Hi, I've got a problem with word boundaries in regexps.
$string_to_check="yyy foo-bar doo zzz"; if ($string_to_check =~ /\b$check\b/) { ... }
the if-statement is true if $check="foo-bar doo" and it's also true if $check="bar doo" I need it to match 'foo-bar doo' only, not 'bar doo'. Is there a possibility to include '-' into /b? Or should I do it another way? Thanks in advance! Lynn

Replies are listed 'Best First'.
Re: Word boundary in regexp
by ikegami (Patriarch) on Jan 25, 2012 at 21:48 UTC
    \b
    is equivalent to
    (?:(?<=\w)(?!\w)|(?<!\w)(?=\w))

    If you want to include "-" as a word character, just change \w to [\w-].

    (?:(?<=[\w-])(?![\w-])|(?<![\w-])(?=[\w-]))

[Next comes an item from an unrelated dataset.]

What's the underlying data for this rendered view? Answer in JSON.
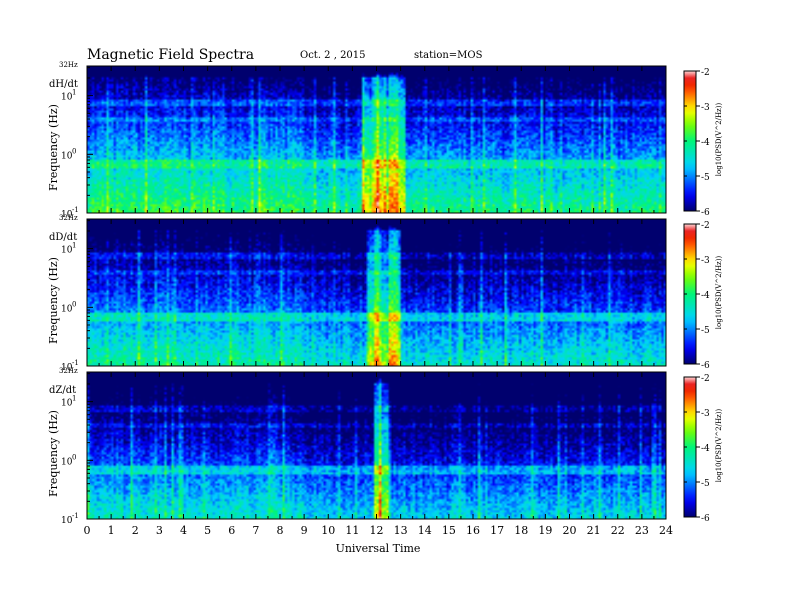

    All together, that gives

    my $my_slash_b = qr/(?:(?<=[\w-])(?![\w-])|(?<![\w-])(?=[\w-]))/; /$my_slash_b$check$my_slash_b/

    But since you "know" that $check starts and ends with a word character, the above simplifies to

    /(?<![\w-])$check(?![\w-])/

    If you wanted to go further and count any non-whitepspace as word characters, you're left with

    my $my_slash_b = qr/(?:(?<=\S)(?!\S)|(?<!\S)(?=\S))/; /$my_slash_b$check$my_slash_b/

    and thus

    /(?<!\S)$check(?!\S)/
Re: Word boundary in regexp
by Eliya (Vicar) on Jan 25, 2012 at 21:30 UTC

    See also Defining Characters in Word Boundary?.

    Based on the suggestion in the first reply there:

    my $string_to_check = "yyy foo-bar doo zzz"; my $set = '[\w-]'; my $b = qr/(?<=$set)(?!$set)|(?<!$set)(?=$set)/; for my $check ("foo-bar doo", "bar doo") { if ($string_to_check =~ /$b$check$b/) { print "$check matched\n"; } }
Re: Word boundary in regexp
by JavaFan (Canon) on Jan 25, 2012 at 21:16 UTC
    Another way, using "modern" regexp verbs:
    /$check(?:\S(*COMMIT)(*FAIL))?+|\S+(*SKIP)(*FAIL)/
Re: Word boundary in regexp
by JavaFan (Canon) on Jan 25, 2012 at 21:04 UTC
Re: Word boundary in regexp
by Anonymous Monk on Jan 25, 2012 at 22:27 UTC
    Wow, thanks! Everything works fine! Lynn